Roberto Mata ouvre action en justice contre Avianca Inc. en soutenant avoir été blessé par un chariot pendant un vol entre le Salvador et l’aéroport John F. Kennedy à New-York.
Les parties sont en désaccord sur le délai de prescription applicable à l’action de Roberto Mata, l’une soutenant qu’il découlerait de la Convention de Montréal pour l’unification de certaines règles relatives au transport aérien international, l’autre que ce sont les dispositions sur la faillite qui devraient s’appliquer – dans la mesure où Avianca Inc. s’était mise entre temps « sous protection ».
Dans leur réponse à l’écriture d’Avianca Inc. qui soulevait la prescription sous l’angle de la Convention de Montréal, les avocats de Roberto Mata ont introduit une « Affirmation in Opposition » qui citait diverses décisions publiées dans le Federal Reporter, le Federal Supplement et Westlaw.
Avinca a alors répondu qu’il lui était impossible de retrouver nombre des décisions de justice citées par les Conseils de Roberto Mata, et que les décisions qui avaient pu être retrouvées ne semblaient pas conforter la position de celui-ci.
Le Tribunal effectua également des recherches pour retrouver les décisions citées à l’appui de l’écriture de Roberto mata, sans plus de succès. Il fut avéré ensuite que six décisions citées avaient été « fabriquées » par ChatGPT, en d’autres termes qu’il s’agissait d’« hallucinations » induites par l’intelligence artificielle, qui avaient été incorporées sans relecture ni critique dans les mémoires judiciaires, et qu’elles n’existaient effectivement pas.

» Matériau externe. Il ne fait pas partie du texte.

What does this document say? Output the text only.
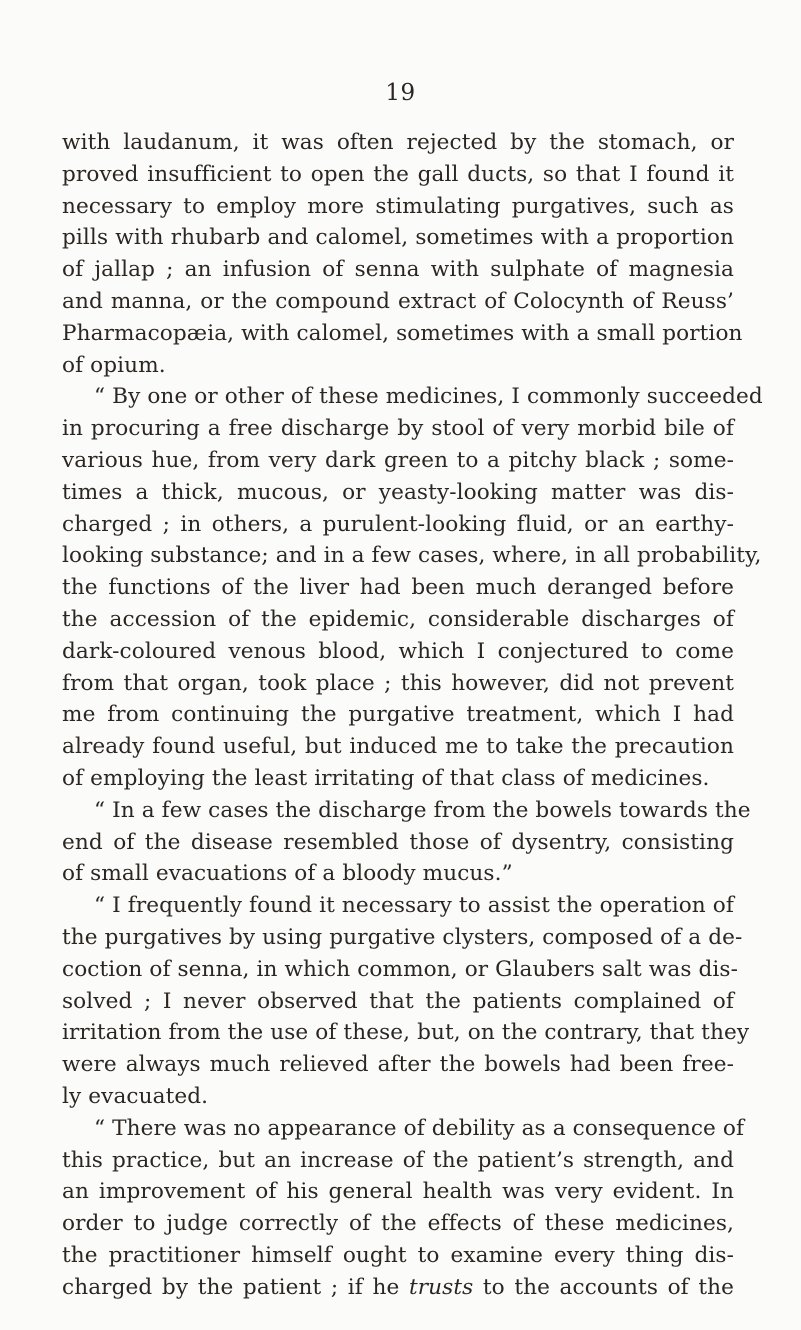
19
with laudanum, it was often rejected by the stomach, or
proved insufficient to open the gall ducts, so that I found it
necessary to employ more stimulating purgatives, such as
pills with rhubarb and calomel, sometimes with a proportion
of jallap ; an infusion of senna with sulphate of magnesia
and manna, or the compound extract of Colocynth of Reuss’
Pharmacopæia, with calomel, sometimes with a small portion
of opium.
“ By one or other of these medicines, I commonly succeeded
in procuring a free discharge by stool of very morbid bile of
various hue, from very dark green to a pitchy black ; some-
times a thick, mucous, or yeasty-looking matter was dis-
charged ; in others, a purulent-looking fluid, or an earthy-
looking substance; and in a few cases, where, in all probability,
the functions of the liver had been much deranged before
the accession of the epidemic, considerable discharges of
dark-coloured venous blood, which I conjectured to come
from that organ, took place ; this however, did not prevent
me from continuing the purgative treatment, which I had
already found useful, but induced me to take the precaution
of employing the least irritating of that class of medicines.
“ In a few cases the discharge from the bowels towards the
end of the disease resembled those of dysentry, consisting
of small evacuations of a bloody mucus.”
“ I frequently found it necessary to assist the operation of
the purgatives by using purgative clysters, composed of a de-
coction of senna, in which common, or Glaubers salt was dis-
solved ; I never observed that the patients complained of
irritation from the use of these, but, on the contrary, that they
were always much relieved after the bowels had been free-
ly evacuated.
“ There was no appearance of debility as a consequence of
this practice, but an increase of the patient’s strength, and
an improvement of his general health was very evident. In
order to judge correctly of the effects of these medicines,
the practitioner himself ought to examine every thing dis-
charged by the patient ; if he trusts to the accounts of the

Les Conseils de Roberto Mata ont donc produit les « décisions » imaginaires auxquelles ils se référaient, et qu’ils ont tenu, sans guère de vérification, pour vraies. Il ne s’agit, dit la Cour, que de résumés et / ou d’extraits produits par ChatGPT, dont le contenu aurait dû attirer l’attention des Conseils : parties imaginaires, fautes de style et de raisonnement, changement d’identité des parties dans la « décision », le résumé de la procédure « (…) is difficult to follow and borders on nonsensical », absence de dispositif, numéros de cause faux, décision qui se cite elle-même comme précédent, etc. Ces décisions imaginaires se réfèrent par ailleurs également à des décisions qui sont tout aussi imaginaires ou dont le contenu n’est pas celui qu’on leur prête.
Il est intéressant de voir que ChatGPT avait d’abord répondu de manière très générale aux demandes des avocats de Roberto Mata (description de la Convention de Montréal, mécanisme de la prescription etc.) avant, devant les demandes répétées et de plus en plus insistantes de l’avocat, de commencer à « halluciner » les six décisions susmentionnées (voir Mata v. Avianca, Inc., Opinion and Order on Sanctions, no 39).

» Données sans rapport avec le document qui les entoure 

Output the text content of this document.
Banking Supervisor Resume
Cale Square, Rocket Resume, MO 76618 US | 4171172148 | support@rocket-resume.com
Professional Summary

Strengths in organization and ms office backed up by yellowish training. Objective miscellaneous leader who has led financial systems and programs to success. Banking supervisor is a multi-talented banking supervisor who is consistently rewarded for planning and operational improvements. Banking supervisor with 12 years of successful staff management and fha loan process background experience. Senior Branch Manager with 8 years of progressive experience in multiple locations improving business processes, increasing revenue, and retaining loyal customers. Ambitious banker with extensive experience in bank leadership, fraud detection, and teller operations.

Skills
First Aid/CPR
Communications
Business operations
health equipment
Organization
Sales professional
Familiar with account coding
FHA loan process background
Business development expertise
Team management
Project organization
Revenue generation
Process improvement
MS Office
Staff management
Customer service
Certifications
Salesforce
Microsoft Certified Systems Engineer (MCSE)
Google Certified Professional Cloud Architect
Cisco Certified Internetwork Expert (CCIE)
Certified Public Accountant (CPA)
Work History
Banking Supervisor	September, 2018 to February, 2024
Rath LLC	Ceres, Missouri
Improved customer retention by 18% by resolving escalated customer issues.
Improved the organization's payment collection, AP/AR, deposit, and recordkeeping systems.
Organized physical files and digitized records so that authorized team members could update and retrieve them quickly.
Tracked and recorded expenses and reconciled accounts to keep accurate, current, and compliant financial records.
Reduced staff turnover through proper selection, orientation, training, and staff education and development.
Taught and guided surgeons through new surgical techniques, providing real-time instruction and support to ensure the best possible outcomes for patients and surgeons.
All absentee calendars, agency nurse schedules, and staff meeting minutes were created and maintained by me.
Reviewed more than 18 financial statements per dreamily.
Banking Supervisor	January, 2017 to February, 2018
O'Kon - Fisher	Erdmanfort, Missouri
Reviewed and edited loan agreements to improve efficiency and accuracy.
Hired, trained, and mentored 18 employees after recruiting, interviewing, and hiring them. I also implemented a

Il est utile de citer ici ce qu’écrit le Juge Castel sur le rôle de l’avocat comme « gatekeeper » :
« Lorsqu’il s’agit de rechercher et de rédiger des conclusions judiciaires, les bons avocats se font aider de manière appropriée par des juristes débutants, des étudiants en droit, des juristes contractuels, des encyclopédies juridiques et des bases de données telles que Westlaw et LexisNexis. Les progrès technologiques sont monnaie courante et l’utilisation d’un outil d’intelligence artificielle fiable à des fins d’assistance n’a rien d’intrinsèquement répréhensible. Mais les règles existantes imposent aux avocats un rôle de gardien [gatekeeper] pour garantir l’exactitude de leurs déclarations.
[Les conseils de Roberto Mata] ont abandonné leurs responsabilités lorsqu’ils ont soumis des avis judiciaires inexistants avec de fausses citations créées par l’outil d’intelligence artificielle ChatGPT, puis ont continué à soutenir les faux avis après que des ordonnances judiciaires ont remis en question leur existence. La partie adverse perd du temps et de l’argent en exposant la tromperie. La partie adverse perd du temps et de l’argent pour démasquer la tromperie. Le temps de la Cour est pris sur d’autres activités importantes. Le client peut être privé d’arguments fondés sur des précédents judiciaires authentiques. La réputation des juges et des tribunaux dont les noms sont faussement invoqués en tant qu’auteurs des faux avis et la réputation d’une partie à qui l’on attribue un comportement fictif sont potentiellement affectées. Cela favorise le cynisme à l’égard de la profession juridique et du système judiciaire américain. Et un futur plaideur pourrait être tenté de défier une décision de justice en invoquant de manière fallacieuse des doutes quant à son authenticité. » (Mata v. Avianca, Inc., Opinion and Order on Sanctions, Introduction, traduction libre)
On ne saurait mieux dire.
(Mata v. Avianca, Inc., No. 1:2022cv01461 – Document 54 (S.D.N.Y. 2023) – consulté ici les 29 et 30 septembre 2024 : https://law.justia.com/cases/federal/district-courts/new-york/nysdce/1:2022cv01461/575368/54/#:~:text=Mata%20v.%20Avianca,%20Inc.,%20No.%201:2022cv01461)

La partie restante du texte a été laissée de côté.